30.04.2013

Schädliche Erzähler

Die schädlichsten Geschichtschreiber für einen jungen Mann sind diejenigen, welche stets ihr eigenes Urteil hinzufügen. Tatsachen, nichts als Tatsachen! Das Urteil bleibe dem Leser selbst überlassen; dadurch eignet er sich Menschenkenntnis an. Lässt er sich unaufhörlich durch das Urteil des Verfassers leiten, so sieht er nur durch das Auge eines anderen, und wenn ihm dies Auge fehlt, so sieht er gar nichts mehr.
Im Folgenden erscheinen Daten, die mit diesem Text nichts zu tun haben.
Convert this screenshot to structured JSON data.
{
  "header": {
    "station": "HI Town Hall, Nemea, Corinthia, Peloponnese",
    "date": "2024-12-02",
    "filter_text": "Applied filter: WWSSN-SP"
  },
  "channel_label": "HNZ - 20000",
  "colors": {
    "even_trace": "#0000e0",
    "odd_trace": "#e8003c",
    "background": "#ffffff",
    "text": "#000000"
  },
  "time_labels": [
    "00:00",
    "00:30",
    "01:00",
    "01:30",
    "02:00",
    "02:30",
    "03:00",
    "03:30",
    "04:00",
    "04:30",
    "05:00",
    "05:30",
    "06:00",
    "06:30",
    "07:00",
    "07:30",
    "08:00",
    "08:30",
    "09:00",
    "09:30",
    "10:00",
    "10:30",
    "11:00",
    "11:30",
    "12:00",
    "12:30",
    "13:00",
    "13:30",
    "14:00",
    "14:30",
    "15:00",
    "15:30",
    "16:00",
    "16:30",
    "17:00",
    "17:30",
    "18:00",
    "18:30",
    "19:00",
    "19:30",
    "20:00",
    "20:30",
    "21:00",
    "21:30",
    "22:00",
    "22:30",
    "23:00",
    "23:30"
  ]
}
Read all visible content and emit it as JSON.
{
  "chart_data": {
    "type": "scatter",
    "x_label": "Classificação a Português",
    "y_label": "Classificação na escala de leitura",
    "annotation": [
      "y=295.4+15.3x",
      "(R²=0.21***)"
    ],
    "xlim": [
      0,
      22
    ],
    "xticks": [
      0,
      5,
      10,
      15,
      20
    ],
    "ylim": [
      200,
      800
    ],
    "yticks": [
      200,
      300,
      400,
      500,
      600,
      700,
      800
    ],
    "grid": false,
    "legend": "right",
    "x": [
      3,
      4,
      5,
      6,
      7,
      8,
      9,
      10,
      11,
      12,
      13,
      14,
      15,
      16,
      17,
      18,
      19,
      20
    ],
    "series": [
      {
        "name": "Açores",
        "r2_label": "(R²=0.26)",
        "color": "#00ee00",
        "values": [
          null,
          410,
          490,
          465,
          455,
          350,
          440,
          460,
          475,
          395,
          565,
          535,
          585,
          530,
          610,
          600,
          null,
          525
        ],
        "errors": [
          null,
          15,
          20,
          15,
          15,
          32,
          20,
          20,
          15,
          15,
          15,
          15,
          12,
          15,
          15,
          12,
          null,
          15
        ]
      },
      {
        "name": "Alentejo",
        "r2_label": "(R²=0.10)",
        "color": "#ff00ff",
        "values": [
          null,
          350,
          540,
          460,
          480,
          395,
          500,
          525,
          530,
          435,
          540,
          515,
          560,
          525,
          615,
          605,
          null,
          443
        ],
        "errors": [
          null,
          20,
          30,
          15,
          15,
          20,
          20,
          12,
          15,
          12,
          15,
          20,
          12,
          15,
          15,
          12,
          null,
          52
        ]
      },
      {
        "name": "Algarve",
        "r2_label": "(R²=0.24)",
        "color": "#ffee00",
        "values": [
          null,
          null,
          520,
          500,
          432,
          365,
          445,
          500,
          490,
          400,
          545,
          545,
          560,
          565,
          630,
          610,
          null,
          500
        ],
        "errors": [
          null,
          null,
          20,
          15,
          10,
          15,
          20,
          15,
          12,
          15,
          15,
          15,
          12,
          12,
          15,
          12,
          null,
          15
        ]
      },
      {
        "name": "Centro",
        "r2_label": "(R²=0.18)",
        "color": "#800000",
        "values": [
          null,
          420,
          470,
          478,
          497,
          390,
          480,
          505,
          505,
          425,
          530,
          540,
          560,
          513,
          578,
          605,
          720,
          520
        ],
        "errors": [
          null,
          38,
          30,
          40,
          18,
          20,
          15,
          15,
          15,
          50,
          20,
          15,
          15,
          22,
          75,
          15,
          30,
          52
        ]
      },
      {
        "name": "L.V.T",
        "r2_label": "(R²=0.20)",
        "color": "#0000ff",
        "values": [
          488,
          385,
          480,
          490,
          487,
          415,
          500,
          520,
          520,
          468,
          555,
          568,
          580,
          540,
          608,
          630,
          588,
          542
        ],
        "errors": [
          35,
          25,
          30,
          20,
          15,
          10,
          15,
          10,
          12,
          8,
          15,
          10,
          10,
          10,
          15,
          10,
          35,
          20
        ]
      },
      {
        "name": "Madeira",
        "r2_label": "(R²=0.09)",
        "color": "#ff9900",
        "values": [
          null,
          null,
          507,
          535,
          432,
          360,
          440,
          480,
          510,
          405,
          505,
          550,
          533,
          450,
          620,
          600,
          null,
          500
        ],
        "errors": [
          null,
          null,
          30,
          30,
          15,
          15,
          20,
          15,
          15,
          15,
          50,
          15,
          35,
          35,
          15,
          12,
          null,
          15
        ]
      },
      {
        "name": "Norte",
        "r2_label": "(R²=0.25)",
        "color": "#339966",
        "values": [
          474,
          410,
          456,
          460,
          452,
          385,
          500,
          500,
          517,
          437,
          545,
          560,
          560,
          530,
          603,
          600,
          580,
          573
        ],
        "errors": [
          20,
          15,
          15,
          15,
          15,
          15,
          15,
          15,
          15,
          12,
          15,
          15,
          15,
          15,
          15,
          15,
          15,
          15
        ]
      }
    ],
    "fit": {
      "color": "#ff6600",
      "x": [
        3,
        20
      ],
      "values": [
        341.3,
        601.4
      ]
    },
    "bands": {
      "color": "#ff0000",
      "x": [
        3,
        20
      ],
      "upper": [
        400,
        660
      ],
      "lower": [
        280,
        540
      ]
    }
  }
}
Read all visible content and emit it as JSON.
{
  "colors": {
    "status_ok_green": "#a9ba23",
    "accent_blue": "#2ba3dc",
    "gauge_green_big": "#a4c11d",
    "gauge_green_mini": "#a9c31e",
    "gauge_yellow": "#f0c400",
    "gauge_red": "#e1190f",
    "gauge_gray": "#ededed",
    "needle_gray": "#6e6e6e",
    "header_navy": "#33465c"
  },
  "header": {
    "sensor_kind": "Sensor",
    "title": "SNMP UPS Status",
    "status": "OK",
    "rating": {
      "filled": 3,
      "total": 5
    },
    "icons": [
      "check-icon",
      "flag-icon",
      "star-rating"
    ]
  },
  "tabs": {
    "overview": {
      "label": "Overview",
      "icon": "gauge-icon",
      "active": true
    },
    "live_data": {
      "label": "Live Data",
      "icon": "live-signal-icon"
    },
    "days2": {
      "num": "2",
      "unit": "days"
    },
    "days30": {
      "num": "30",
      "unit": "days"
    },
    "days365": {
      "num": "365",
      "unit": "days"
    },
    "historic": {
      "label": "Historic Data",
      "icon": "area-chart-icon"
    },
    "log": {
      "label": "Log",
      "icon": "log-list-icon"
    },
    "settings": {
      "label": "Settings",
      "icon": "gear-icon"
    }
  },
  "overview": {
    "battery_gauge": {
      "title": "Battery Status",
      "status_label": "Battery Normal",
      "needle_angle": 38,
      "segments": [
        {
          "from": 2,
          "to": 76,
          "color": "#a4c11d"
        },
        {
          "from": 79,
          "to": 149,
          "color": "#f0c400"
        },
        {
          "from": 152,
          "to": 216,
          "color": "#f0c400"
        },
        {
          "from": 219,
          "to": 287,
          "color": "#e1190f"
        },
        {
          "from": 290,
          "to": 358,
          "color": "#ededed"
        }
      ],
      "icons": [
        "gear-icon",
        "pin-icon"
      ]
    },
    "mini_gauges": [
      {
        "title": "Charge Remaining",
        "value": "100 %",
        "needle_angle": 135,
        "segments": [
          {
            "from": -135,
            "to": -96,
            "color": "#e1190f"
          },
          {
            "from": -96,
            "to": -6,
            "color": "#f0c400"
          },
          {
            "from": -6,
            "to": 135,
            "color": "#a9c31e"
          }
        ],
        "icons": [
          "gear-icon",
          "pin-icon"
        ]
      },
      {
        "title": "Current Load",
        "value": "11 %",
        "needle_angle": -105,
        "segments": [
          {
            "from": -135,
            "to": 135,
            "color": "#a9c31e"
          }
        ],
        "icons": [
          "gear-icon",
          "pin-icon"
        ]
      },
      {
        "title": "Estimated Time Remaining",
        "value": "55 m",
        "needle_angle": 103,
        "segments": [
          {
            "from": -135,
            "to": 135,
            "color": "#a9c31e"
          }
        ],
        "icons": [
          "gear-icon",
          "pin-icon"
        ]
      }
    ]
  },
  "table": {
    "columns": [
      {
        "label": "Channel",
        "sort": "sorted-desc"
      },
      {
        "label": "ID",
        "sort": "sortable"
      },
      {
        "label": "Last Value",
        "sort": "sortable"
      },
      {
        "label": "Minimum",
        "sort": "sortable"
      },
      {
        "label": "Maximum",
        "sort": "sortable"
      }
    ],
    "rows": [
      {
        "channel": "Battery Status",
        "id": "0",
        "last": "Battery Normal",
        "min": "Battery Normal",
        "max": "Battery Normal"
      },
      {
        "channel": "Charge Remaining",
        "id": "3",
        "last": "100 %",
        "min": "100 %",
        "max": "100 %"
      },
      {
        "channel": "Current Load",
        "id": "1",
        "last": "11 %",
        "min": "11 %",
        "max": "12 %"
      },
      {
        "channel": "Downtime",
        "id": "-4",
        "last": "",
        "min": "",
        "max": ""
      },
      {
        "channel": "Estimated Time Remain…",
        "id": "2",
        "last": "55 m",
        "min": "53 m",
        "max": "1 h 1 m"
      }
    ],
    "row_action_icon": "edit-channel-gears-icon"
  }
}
Rousseau, irgendwo im Emile
Das ist wohl die frühe Version von Show, don't tell! - Es gibt eine solche Passage auch in Lessings Hamburger Dramaturgie.
Ich hatte vor einigen Tagen eine Rezension zu einem Buch namens Das Kellerzimmer geschrieben, das derzeit auf Platz 19 der Kindle-Bestseller-Liste steht. Dort habe ich die psychologischen Ansichten, die Menschen heute verbreiten, mal wieder angegriffen. Heute will jeder psychologisch sein und dabei entsteht dann meist nur Murx. Ich erinnere mich daran, dass ich Thomas Harris' Roter Drache an der Stelle aus der Hand legen musste, als er erklärte, warum sein Serienkiller so geworden ist, wie er geworden ist: selbstverständlich war es die Mutter, und das erklärt Harris mit einer psychopathologischen Theorie, die aus dem tiefsten Mittelalter stammen könnte. Ich habe den Autor nie wieder angefasst. Nicht ganz so schlimm ist meine Reaktion bei Fitzek gewesen: vom Stilistischen ist Fitzek wesentlich schlechter, aber ich lese ihn noch, wenn auch unter höchsten geistigen Qualen. Die fachlichen Entgleisungen, die er sich in Die Therapie erlaubt, sind schon schlimm.